Perioperative Vaginal Estrogen as Adjunct to Native Tissue Vaginal Apical Prolapse Repair: A Randomized Clinical Trial

Abstract

Importance: Surgical repairs of apical/uterovaginal prolapse are commonly performed using native tissue pelvic ligaments as the point of attachment for the vaginal cuff after a hysterectomy. Clinicians may recommend vaginal estrogen in an effort to reduce prolapse recurrence, but the effects of intravaginal estrogen on surgical prolapse management are uncertain.

Objective: To compare the efficacy of perioperative vaginal estrogen vs placebo cream on prolapse recurrence following native tissue surgical prolapse repair.

Design, setting, and participants: This randomized superiority clinical trial was conducted at 3 tertiary US clinical sites (Texas, Alabama, Rhode Island). Postmenopausal women (N = 206) with bothersome anterior and apical vaginal prolapse interested in surgical repair were enrolled in urogynecology clinics between December 2016 and February 2020.

Interventions: The intervention was 1 g of conjugated estrogen cream (0.625 mg/g) or placebo, inserted vaginally nightly for 2 weeks and then twice weekly to complete at least 5 weeks of application preoperatively; this continued twice weekly for 12 months postoperatively. Participants underwent a vaginal hysterectomy (if uterus present) and standardized apical fixation (either uterosacral or sacrospinous ligament fixation).

Main outcomes and measures: The primary outcome was time to failure of prolapse repair by 12 months after surgery defined by at least 1 of the following 3 outcomes: anatomical/objective prolapse of the anterior or posterior walls beyond the hymen or the apex descending more than one-third of the vaginal length, subjective vaginal bulge symptoms, or repeated prolapse treatment. Secondary outcomes included measures of urinary and sexual function, symptoms and signs of urogenital atrophy, and adverse events.
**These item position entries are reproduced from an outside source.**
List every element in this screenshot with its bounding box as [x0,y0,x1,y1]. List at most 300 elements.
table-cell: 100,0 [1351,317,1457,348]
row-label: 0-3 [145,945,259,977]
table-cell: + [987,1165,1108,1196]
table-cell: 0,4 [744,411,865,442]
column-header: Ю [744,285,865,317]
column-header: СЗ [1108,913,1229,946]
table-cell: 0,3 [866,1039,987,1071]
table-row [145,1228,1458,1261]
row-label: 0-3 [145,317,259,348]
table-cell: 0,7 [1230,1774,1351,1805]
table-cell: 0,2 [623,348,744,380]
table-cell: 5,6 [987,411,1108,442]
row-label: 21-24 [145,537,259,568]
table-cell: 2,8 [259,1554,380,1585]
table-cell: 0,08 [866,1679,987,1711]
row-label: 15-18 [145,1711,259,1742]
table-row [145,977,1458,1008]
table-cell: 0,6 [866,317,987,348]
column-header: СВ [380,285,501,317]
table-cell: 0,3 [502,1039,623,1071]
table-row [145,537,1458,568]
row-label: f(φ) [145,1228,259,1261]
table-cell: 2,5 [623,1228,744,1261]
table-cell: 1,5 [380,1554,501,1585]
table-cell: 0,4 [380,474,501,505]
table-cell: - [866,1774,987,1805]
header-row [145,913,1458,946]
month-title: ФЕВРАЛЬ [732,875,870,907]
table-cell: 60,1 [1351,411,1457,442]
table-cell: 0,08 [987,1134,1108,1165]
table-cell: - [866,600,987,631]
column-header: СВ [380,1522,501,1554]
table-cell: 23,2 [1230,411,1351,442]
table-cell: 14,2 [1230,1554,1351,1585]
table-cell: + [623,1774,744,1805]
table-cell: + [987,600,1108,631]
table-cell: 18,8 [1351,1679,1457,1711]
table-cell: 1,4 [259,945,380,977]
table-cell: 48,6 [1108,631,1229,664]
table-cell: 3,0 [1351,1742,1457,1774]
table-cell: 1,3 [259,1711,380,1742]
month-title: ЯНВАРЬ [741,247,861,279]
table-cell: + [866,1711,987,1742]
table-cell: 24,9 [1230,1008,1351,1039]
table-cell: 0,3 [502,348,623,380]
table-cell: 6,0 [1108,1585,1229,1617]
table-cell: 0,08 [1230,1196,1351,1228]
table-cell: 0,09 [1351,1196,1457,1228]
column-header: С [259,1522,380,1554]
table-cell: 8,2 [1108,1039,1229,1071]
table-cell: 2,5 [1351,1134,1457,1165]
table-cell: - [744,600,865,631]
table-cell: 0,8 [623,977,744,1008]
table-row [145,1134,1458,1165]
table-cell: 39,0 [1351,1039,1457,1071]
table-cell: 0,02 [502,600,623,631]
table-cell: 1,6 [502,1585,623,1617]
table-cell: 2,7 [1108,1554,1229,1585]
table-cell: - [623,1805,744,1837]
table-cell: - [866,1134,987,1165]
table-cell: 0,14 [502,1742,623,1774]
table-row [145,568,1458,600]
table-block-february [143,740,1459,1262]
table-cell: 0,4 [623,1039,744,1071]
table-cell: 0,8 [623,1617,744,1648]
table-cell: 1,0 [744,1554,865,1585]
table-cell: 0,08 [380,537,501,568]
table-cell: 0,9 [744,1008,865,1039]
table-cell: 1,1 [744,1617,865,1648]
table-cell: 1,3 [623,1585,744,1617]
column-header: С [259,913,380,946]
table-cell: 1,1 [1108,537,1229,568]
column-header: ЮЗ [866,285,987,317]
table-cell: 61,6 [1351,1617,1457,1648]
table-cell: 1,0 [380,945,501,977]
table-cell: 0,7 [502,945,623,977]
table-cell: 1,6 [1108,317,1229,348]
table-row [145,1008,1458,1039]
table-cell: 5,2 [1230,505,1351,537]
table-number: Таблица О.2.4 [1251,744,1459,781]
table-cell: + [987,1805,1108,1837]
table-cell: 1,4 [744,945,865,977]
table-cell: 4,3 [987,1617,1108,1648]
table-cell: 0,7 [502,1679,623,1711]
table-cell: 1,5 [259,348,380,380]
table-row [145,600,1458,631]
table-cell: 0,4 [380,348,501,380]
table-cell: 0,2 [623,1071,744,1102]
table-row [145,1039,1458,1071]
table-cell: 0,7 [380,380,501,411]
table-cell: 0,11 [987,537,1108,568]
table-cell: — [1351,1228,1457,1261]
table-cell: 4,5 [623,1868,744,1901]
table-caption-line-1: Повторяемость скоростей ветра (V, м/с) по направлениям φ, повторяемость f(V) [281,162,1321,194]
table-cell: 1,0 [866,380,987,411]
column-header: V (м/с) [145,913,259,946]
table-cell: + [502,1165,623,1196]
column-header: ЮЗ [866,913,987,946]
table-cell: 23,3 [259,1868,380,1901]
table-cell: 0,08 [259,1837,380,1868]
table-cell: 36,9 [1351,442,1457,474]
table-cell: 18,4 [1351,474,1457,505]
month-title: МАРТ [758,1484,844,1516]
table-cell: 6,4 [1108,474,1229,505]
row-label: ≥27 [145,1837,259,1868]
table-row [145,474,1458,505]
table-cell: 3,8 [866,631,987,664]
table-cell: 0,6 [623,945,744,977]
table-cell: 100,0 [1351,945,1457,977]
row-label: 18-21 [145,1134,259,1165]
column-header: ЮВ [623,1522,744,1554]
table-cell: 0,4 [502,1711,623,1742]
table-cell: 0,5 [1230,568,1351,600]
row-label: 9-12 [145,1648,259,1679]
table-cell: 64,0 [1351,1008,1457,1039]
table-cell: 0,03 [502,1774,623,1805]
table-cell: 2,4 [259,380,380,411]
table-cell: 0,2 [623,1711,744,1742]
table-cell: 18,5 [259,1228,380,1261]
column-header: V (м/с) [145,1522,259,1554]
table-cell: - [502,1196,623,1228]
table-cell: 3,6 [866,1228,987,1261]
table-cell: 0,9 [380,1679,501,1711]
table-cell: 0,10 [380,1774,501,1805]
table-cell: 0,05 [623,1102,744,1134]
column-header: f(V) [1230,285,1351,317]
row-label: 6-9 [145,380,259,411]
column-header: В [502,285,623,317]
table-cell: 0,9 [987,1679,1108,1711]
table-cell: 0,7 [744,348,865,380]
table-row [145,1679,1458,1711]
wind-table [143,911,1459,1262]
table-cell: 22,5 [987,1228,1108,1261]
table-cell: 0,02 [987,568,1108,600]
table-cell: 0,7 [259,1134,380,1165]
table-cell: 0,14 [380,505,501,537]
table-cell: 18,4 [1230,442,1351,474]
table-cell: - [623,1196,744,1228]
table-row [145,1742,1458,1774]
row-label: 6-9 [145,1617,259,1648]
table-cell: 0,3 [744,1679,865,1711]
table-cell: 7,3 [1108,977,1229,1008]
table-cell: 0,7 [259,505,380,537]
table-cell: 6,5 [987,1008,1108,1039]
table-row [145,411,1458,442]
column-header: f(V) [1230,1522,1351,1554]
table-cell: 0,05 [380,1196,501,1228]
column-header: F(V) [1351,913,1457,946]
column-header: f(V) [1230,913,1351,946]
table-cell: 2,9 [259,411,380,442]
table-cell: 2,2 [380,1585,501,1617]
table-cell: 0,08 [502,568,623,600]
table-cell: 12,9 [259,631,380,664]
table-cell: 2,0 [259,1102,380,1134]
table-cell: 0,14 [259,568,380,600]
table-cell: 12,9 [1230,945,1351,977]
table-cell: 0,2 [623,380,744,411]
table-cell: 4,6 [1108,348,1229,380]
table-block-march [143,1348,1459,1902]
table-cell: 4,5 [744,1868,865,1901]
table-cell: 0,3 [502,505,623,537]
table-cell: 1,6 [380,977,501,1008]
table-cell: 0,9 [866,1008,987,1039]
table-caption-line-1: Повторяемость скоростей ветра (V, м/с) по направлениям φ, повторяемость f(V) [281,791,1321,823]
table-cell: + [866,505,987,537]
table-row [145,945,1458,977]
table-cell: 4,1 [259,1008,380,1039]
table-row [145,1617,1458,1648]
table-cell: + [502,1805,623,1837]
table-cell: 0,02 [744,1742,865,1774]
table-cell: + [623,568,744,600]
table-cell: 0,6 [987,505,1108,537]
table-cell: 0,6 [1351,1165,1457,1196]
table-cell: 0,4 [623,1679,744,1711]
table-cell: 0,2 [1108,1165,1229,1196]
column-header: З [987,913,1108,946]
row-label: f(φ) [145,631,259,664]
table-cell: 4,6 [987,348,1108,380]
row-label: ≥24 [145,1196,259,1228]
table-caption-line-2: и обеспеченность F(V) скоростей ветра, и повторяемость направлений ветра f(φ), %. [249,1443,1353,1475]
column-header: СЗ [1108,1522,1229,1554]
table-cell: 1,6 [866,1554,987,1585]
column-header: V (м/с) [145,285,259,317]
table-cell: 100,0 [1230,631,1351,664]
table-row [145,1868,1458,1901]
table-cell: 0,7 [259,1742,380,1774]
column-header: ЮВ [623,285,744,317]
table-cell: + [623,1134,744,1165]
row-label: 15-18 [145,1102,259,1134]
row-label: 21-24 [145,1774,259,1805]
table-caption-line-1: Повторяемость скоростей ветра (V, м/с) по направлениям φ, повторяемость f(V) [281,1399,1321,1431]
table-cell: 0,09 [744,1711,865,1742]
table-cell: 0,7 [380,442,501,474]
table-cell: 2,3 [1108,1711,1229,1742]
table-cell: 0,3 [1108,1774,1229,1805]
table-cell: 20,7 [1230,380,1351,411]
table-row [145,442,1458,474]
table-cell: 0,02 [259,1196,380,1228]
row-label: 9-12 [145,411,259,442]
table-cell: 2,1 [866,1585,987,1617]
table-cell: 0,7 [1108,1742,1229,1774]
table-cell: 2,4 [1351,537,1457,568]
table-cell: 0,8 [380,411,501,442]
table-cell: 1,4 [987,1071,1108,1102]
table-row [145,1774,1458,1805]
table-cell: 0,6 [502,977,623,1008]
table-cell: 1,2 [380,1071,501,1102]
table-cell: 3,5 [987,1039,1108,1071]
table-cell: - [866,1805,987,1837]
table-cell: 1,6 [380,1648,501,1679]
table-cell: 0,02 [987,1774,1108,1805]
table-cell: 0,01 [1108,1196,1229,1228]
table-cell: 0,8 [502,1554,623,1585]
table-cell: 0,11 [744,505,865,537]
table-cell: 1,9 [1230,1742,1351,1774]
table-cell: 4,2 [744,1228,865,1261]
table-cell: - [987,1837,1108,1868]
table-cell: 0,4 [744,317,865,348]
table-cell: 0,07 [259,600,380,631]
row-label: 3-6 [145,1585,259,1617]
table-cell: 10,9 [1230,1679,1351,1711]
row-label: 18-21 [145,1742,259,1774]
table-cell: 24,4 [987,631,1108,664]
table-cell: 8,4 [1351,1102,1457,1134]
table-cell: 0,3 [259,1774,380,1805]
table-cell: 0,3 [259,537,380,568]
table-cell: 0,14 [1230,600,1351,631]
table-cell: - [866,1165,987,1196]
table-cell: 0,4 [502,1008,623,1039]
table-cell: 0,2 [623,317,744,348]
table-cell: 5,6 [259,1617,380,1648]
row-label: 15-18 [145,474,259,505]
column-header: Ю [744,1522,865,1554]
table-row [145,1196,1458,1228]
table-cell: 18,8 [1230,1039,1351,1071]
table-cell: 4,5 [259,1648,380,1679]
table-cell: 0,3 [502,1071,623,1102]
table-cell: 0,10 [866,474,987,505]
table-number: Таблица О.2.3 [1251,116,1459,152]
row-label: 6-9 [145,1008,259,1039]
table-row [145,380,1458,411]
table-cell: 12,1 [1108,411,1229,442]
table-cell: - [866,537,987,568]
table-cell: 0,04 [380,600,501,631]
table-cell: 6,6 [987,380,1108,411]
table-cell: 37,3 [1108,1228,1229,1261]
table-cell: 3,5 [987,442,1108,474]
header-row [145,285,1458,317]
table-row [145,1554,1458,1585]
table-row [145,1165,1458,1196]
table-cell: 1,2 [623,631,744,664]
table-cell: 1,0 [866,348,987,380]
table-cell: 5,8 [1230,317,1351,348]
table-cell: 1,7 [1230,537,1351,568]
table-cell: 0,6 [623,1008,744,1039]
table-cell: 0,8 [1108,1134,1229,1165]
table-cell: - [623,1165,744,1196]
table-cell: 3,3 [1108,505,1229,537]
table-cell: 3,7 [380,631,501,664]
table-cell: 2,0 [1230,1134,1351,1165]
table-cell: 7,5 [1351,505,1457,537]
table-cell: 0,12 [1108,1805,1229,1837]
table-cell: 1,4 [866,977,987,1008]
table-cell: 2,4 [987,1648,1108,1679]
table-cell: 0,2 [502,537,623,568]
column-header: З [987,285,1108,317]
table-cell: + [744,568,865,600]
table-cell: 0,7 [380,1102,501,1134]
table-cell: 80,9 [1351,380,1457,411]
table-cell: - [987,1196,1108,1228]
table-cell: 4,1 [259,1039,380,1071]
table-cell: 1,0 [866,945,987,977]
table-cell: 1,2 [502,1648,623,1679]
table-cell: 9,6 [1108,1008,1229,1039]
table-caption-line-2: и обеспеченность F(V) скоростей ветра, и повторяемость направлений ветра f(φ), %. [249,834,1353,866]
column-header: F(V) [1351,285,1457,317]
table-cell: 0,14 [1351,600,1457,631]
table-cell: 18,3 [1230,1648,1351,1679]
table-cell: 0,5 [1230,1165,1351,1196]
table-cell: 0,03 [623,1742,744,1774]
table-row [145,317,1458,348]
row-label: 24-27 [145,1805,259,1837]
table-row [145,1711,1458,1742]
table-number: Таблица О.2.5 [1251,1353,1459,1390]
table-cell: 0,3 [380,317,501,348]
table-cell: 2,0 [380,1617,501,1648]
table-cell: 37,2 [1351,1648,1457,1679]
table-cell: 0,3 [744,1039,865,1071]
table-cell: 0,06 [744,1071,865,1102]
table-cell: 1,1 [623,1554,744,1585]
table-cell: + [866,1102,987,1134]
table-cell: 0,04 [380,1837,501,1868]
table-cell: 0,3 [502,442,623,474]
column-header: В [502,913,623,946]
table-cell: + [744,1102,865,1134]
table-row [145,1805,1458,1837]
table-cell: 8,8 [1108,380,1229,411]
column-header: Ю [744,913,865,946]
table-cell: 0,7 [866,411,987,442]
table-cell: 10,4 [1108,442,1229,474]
Results: Of 206 postmenopausal women, 199 were randomized and 186 underwent surgery. The mean (SD) age of participants was 65 (6.7) years. The primary outcome was not significantly different for women receiving vaginal estrogen vs placebo through 12 months: 12-month failure incidence of 19% (n = 20) for vaginal estrogen vs 9% (n = 10) for placebo (adjusted hazard ratio, 1.97 [95% CI, 0.92-4.22]), with the anatomic recurrence component being most common, rather than vaginal bulge symptoms or prolapse repeated treatment. Masked surgeon assessment of vaginal tissue quality and estrogenization was significantly better in the vaginal estrogen group at the time of the operation. In the subset of participants with at least moderately bothersome vaginal atrophy symptoms at baseline (n = 109), the vaginal atrophy score for most bothersome symptom was significantly better at 12 months with vaginal estrogen.

Conclusions and relevance: Adjunctive perioperative vaginal estrogen application did not improve surgical success rates after native tissue transvaginal prolapse repair.

Trial registration: ClinicalTrials.gov Identifier: NCT02431897.

Figure 1.. Pelvic Organ Prolapse Quantification System Measures

Figure 2.. Flow of Participants in a Randomized Clinical Trial of Perioperative Vaginal Estrogen as Adjunct to Native Tissue Vaginal Apical Prolapse Repair

^aOther reasons for patient exclusion: planned for nonnative tissue transvaginal surgery, enrolled in an alternative research study, surgery planned in less than 5 weeks, patient inability to speak/read/write in English or Spanish, ulcerated or excoriated tissues, or requiring a coordinated procedure with other surgical teams.

Figure 3.. Failure Probability for the Composite Primary Outcome Comparing Adjunctive Use of Vaginal Estrogen With Placebo Cream After Standardized Vaginal Vault Suspension Surgery

Failure probability from survival analysis was estimated using an interval-censored proportional hazard model, controlled for clinical site and treatment assignment. Hazard ratio estimates the relative risk of failure using conjugated vaginal estrogen as compared to placebo cream. Available follow-up data were included for all participants through 12 months. At the time of analysis, 140 participants were censored prior to 12 months (67 with vaginal estrogen and 73 with placebo). The table indicates the number of patients who have not been censored or experienced a failure and who are still at risk for failure at the specified time point. The latest 12-month visit was recorded at 16.9 months after surgery; patients who had not experienced a failure prior to that time were censored for this analysis.